Bei außerordentlicher Kündigung durch NWS aus einem vom AG zu vertretenden Grund stehen NWS die Ansprüche aus Absatz (1) zu.

(4) Kündigungen bedürfen der Textform.

(5) Das Widerrufsrecht von Verbrauchern bei Fernabsatzverträgen nach §§ 312g, 355 BGB bleibt von dieser Regelung unberührt; die Widerrufsbelehrung wird im Bestellprozess gesondert erteilt.

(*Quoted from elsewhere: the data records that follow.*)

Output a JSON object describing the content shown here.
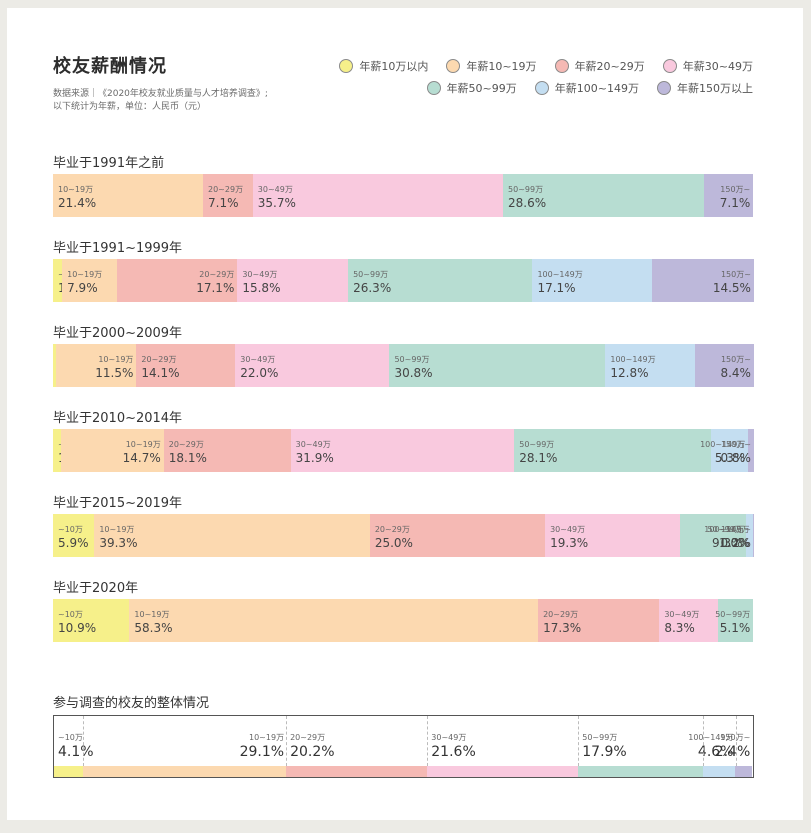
{
  "header": {
    "title": "校友薪酬情况",
    "source_line1": "数据来源｜《2020年校友就业质量与人才培养调查》;",
    "source_line2": "以下统计为年薪，单位：人民币（元）"
  },
  "colors": {
    "lt10": "#f6f08a",
    "10_19": "#fcd9b0",
    "20_29": "#f5b9b4",
    "30_49": "#f9c9de",
    "50_99": "#b7ddd2",
    "100_149": "#c4def1",
    "150plus": "#bdb8da"
  },
  "legend": {
    "row1": [
      {
        "label": "年薪10万以内",
        "color": "#f6f08a"
      },
      {
        "label": "年薪10~19万",
        "color": "#fcd9b0"
      },
      {
        "label": "年薪20~29万",
        "color": "#f5b9b4"
      },
      {
        "label": "年薪30~49万",
        "color": "#f9c9de"
      }
    ],
    "row2": [
      {
        "label": "年薪50~99万",
        "color": "#b7ddd2"
      },
      {
        "label": "年薪100~149万",
        "color": "#c4def1"
      },
      {
        "label": "年薪150万以上",
        "color": "#bdb8da"
      }
    ]
  },
  "groups": [
    {
      "title": "毕业于1991年之前",
      "segments": [
        {
          "label": "10~19万",
          "value": "21.4%",
          "pct": 21.4,
          "color": "#fcd9b0",
          "align": "left"
        },
        {
          "label": "20~29万",
          "value": "7.1%",
          "pct": 7.1,
          "color": "#f5b9b4",
          "align": "left"
        },
        {
          "label": "30~49万",
          "value": "35.7%",
          "pct": 35.7,
          "color": "#f9c9de",
          "align": "left"
        },
        {
          "label": "50~99万",
          "value": "28.6%",
          "pct": 28.6,
          "color": "#b7ddd2",
          "align": "left"
        },
        {
          "label": "150万~",
          "value": "7.1%",
          "pct": 7.1,
          "color": "#bdb8da",
          "align": "right"
        }
      ]
    },
    {
      "title": "毕业于1991~1999年",
      "segments": [
        {
          "label": "~10万",
          "value": "1.3%",
          "pct": 1.3,
          "color": "#f6f08a",
          "align": "left"
        },
        {
          "label": "10~19万",
          "value": "7.9%",
          "pct": 7.9,
          "color": "#fcd9b0",
          "align": "left"
        },
        {
          "label": "20~29万",
          "value": "17.1%",
          "pct": 17.1,
          "color": "#f5b9b4",
          "align": "right"
        },
        {
          "label": "30~49万",
          "value": "15.8%",
          "pct": 15.8,
          "color": "#f9c9de",
          "align": "left"
        },
        {
          "label": "50~99万",
          "value": "26.3%",
          "pct": 26.3,
          "color": "#b7ddd2",
          "align": "left"
        },
        {
          "label": "100~149万",
          "value": "17.1%",
          "pct": 17.1,
          "color": "#c4def1",
          "align": "left"
        },
        {
          "label": "150万~",
          "value": "14.5%",
          "pct": 14.5,
          "color": "#bdb8da",
          "align": "right"
        }
      ]
    },
    {
      "title": "毕业于2000~2009年",
      "segments": [
        {
          "label": "~10万",
          "value": "0.4%",
          "pct": 0.4,
          "color": "#f6f08a",
          "align": "left"
        },
        {
          "label": "10~19万",
          "value": "11.5%",
          "pct": 11.5,
          "color": "#fcd9b0",
          "align": "right"
        },
        {
          "label": "20~29万",
          "value": "14.1%",
          "pct": 14.1,
          "color": "#f5b9b4",
          "align": "left"
        },
        {
          "label": "30~49万",
          "value": "22.0%",
          "pct": 22.0,
          "color": "#f9c9de",
          "align": "left"
        },
        {
          "label": "50~99万",
          "value": "30.8%",
          "pct": 30.8,
          "color": "#b7ddd2",
          "align": "left"
        },
        {
          "label": "100~149万",
          "value": "12.8%",
          "pct": 12.8,
          "color": "#c4def1",
          "align": "left"
        },
        {
          "label": "150万~",
          "value": "8.4%",
          "pct": 8.4,
          "color": "#bdb8da",
          "align": "right"
        }
      ]
    },
    {
      "title": "毕业于2010~2014年",
      "segments": [
        {
          "label": "~10万",
          "value": "1.1%",
          "pct": 1.1,
          "color": "#f6f08a",
          "align": "left"
        },
        {
          "label": "10~19万",
          "value": "14.7%",
          "pct": 14.7,
          "color": "#fcd9b0",
          "align": "right"
        },
        {
          "label": "20~29万",
          "value": "18.1%",
          "pct": 18.1,
          "color": "#f5b9b4",
          "align": "left"
        },
        {
          "label": "30~49万",
          "value": "31.9%",
          "pct": 31.9,
          "color": "#f9c9de",
          "align": "left"
        },
        {
          "label": "50~99万",
          "value": "28.1%",
          "pct": 28.1,
          "color": "#b7ddd2",
          "align": "left"
        },
        {
          "label": "100~149万",
          "value": "5.3%",
          "pct": 5.3,
          "color": "#c4def1",
          "align": "right"
        },
        {
          "label": "150万~",
          "value": "0.8%",
          "pct": 0.8,
          "color": "#bdb8da",
          "align": "right"
        }
      ]
    },
    {
      "title": "毕业于2015~2019年",
      "segments": [
        {
          "label": "~10万",
          "value": "5.9%",
          "pct": 5.9,
          "color": "#f6f08a",
          "align": "left"
        },
        {
          "label": "10~19万",
          "value": "39.3%",
          "pct": 39.3,
          "color": "#fcd9b0",
          "align": "left"
        },
        {
          "label": "20~29万",
          "value": "25.0%",
          "pct": 25.0,
          "color": "#f5b9b4",
          "align": "left"
        },
        {
          "label": "30~49万",
          "value": "19.3%",
          "pct": 19.3,
          "color": "#f9c9de",
          "align": "left"
        },
        {
          "label": "50~99万",
          "value": "9.3%",
          "pct": 9.3,
          "color": "#b7ddd2",
          "align": "right"
        },
        {
          "label": "100~149万",
          "value": "1.0%",
          "pct": 1.0,
          "color": "#c4def1",
          "align": "right"
        },
        {
          "label": "150万~",
          "value": "0.2%",
          "pct": 0.2,
          "color": "#bdb8da",
          "align": "right"
        }
      ]
    },
    {
      "title": "毕业于2020年",
      "segments": [
        {
          "label": "~10万",
          "value": "10.9%",
          "pct": 10.9,
          "color": "#f6f08a",
          "align": "left"
        },
        {
          "label": "10~19万",
          "value": "58.3%",
          "pct": 58.3,
          "color": "#fcd9b0",
          "align": "left"
        },
        {
          "label": "20~29万",
          "value": "17.3%",
          "pct": 17.3,
          "color": "#f5b9b4",
          "align": "left"
        },
        {
          "label": "30~49万",
          "value": "8.3%",
          "pct": 8.3,
          "color": "#f9c9de",
          "align": "left"
        },
        {
          "label": "50~99万",
          "value": "5.1%",
          "pct": 5.1,
          "color": "#b7ddd2",
          "align": "right"
        }
      ]
    }
  ],
  "overall": {
    "title": "参与调查的校友的整体情况",
    "segments": [
      {
        "label": "~10万",
        "value": "4.1%",
        "pct": 4.1,
        "color": "#f6f08a",
        "align": "left"
      },
      {
        "label": "10~19万",
        "value": "29.1%",
        "pct": 29.1,
        "color": "#fcd9b0",
        "align": "right"
      },
      {
        "label": "20~29万",
        "value": "20.2%",
        "pct": 20.2,
        "color": "#f5b9b4",
        "align": "left"
      },
      {
        "label": "30~49万",
        "value": "21.6%",
        "pct": 21.6,
        "color": "#f9c9de",
        "align": "left"
      },
      {
        "label": "50~99万",
        "value": "17.9%",
        "pct": 17.9,
        "color": "#b7ddd2",
        "align": "left"
      },
      {
        "label": "100~149万",
        "value": "4.6%",
        "pct": 4.6,
        "color": "#c4def1",
        "align": "right"
      },
      {
        "label": "150万~",
        "value": "2.4%",
        "pct": 2.4,
        "color": "#bdb8da",
        "align": "right"
      }
    ]
  },
  "chart_data": {
    "type": "bar",
    "orientation": "horizontal-stacked-100",
    "title": "校友薪酬情况",
    "subtitle": "数据来源｜《2020年校友就业质量与人才培养调查》; 以下统计为年薪，单位：人民币（元）",
    "categories": [
      "毕业于1991年之前",
      "毕业于1991~1999年",
      "毕业于2000~2009年",
      "毕业于2010~2014年",
      "毕业于2015~2019年",
      "毕业于2020年",
      "参与调查的校友的整体情况"
    ],
    "series": [
      {
        "name": "年薪10万以内",
        "values": [
          0,
          1.3,
          0.4,
          1.1,
          5.9,
          10.9,
          4.1
        ]
      },
      {
        "name": "年薪10~19万",
        "values": [
          21.4,
          7.9,
          11.5,
          14.7,
          39.3,
          58.3,
          29.1
        ]
      },
      {
        "name": "年薪20~29万",
        "values": [
          7.1,
          17.1,
          14.1,
          18.1,
          25.0,
          17.3,
          20.2
        ]
      },
      {
        "name": "年薪30~49万",
        "values": [
          35.7,
          15.8,
          22.0,
          31.9,
          19.3,
          8.3,
          21.6
        ]
      },
      {
        "name": "年薪50~99万",
        "values": [
          28.6,
          26.3,
          30.8,
          28.1,
          9.3,
          5.1,
          17.9
        ]
      },
      {
        "name": "年薪100~149万",
        "values": [
          0,
          17.1,
          12.8,
          5.3,
          1.0,
          0,
          4.6
        ]
      },
      {
        "name": "年薪150万以上",
        "values": [
          7.1,
          14.5,
          8.4,
          0.8,
          0.2,
          0,
          2.4
        ]
      }
    ],
    "xlabel": "",
    "ylabel": "",
    "unit": "%",
    "legend_position": "top-right",
    "grid": false
  }
}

§ 16 Hosting, Domain, Wartung

(1) Hosting und Domain werden ausschließlich auf separaten Auftrag und im Namen und auf Rechnung des AG bei Drittanbietern abgeschlossen, sofern nicht ausdrücklich anders vereinbart. NWS handelt insoweit als Vermittler oder unterstützt bei der Einrichtung.

(2) Wartungsverträge bedürfen einer separaten Vereinbarung.

(3) Preisanpassung Wartung: NWS ist berechtigt, die Wartungspauschale einmal jährlich zum 01.01. um bis zu 5 % zu erhöhen, wobei mindestens ein Anteil dem Anstieg des Verbraucherpreisindex (VPI) für Deutschland entsprechen muss. Die Anpassung wird mindestens 60 Tage vor Wirksamkeit in Textform angekündigt. Bei einer Anhebung um mehr als 5 % gegenüber dem Ursprungspreis kann der AG mit einer Frist von 30 Tagen zum Wirksamkeitsdatum außerordentlich kündigen.

§ 17 Datenschutz und Auftragsverarbeitung

(1) NWS verarbeitet personenbezogene Daten ausschließlich im Rahmen der gesetzlichen Vorgaben (DSGVO, BDSG). Einzelheiten regelt die Datenschutzerklärung von NWS.

(2) Soweit NWS für den AG personenbezogene Daten Dritter (z. B. Kunden des AG, Newsletter-Empfänger) verarbeitet, schließen die Parteien einen gesonderten Auftragsverarbeitungsvertrag (AVV) nach Art. 28 DSGVO. Solange dieser AVV nicht abgeschlossen ist, ist NWS berechtigt, die Datenverarbeitung im betroffenen Umfang zurückzuhalten.

(3) Aufwendungen für die Bearbeitung von Auskunfts-, Löschungs- oder Berichtigungsanfragen Betroffener, die über das übliche Maß hinausgehen, werden mit dem Stundensatz von 85 € netto vergütet, soweit hierauf vorher hingewiesen wurde.

§ 18 Schlussbestimmungen

(1) Rechtswahl: Es gilt das Recht der Bundesrepublik Deutschland unter Ausschluss des UN-Kaufrechts (CISG). Zwingende Verbraucherschutzvorschriften des Aufenthaltsstaats des Verbrauchers bleiben unberührt.

(2) Gerichtsstand: Sofern der AG Kaufmann, juristische Person des öffentlichen Rechts oder öffentlich-rechtliches Sondervermögen ist, ist ausschließlicher Gerichtsstand für alle Streitigkeiten der Sitz von NWS (Hamburg). NWS ist auch berechtigt, am allgemeinen Gerichtsstand des AG zu klagen. Für Verbraucher gilt der gesetzliche Gerichtsstand.

(3) Textformerfordernis: Änderungen und Ergänzungen dieses Vertrags bedürfen der Textform.

(4) Salvatorische Klausel: Sollte eine Bestimmung dieses Vertrags ganz oder teilweise unwirksam, undurchführbar oder lückenhaft sein oder werden, wird die Wirksamkeit der übrigen Bestimmungen davon nicht berührt. An die Stelle der unwirksamen Bestimmung tritt die gesetzliche Regelung.

(5) Abtretung: Der AG ist berechtigt, Forderungen aus diesem Vertrag nur mit vorheriger schriftlicher Zustimmung von NWS abzutreten; die Zustimmung wird nicht unbillig verweigert. § 354a HGB sowie § 308 Nr. 9 BGB (gegenüber Verbrauchern) bleiben unberührt.

(6) Streitbeilegung für Verbraucher: Die Europäische Kommission stellt eine Online-Streitbeilegungs-Plattform (OS-Plattform) bereit: ec.europa.eu/consumers/odr. NWS ist nicht verpflichtet und nicht bereit, an Streitbeilegungsverfahren vor einer Verbraucherschlichtungsstelle teilzunehmen.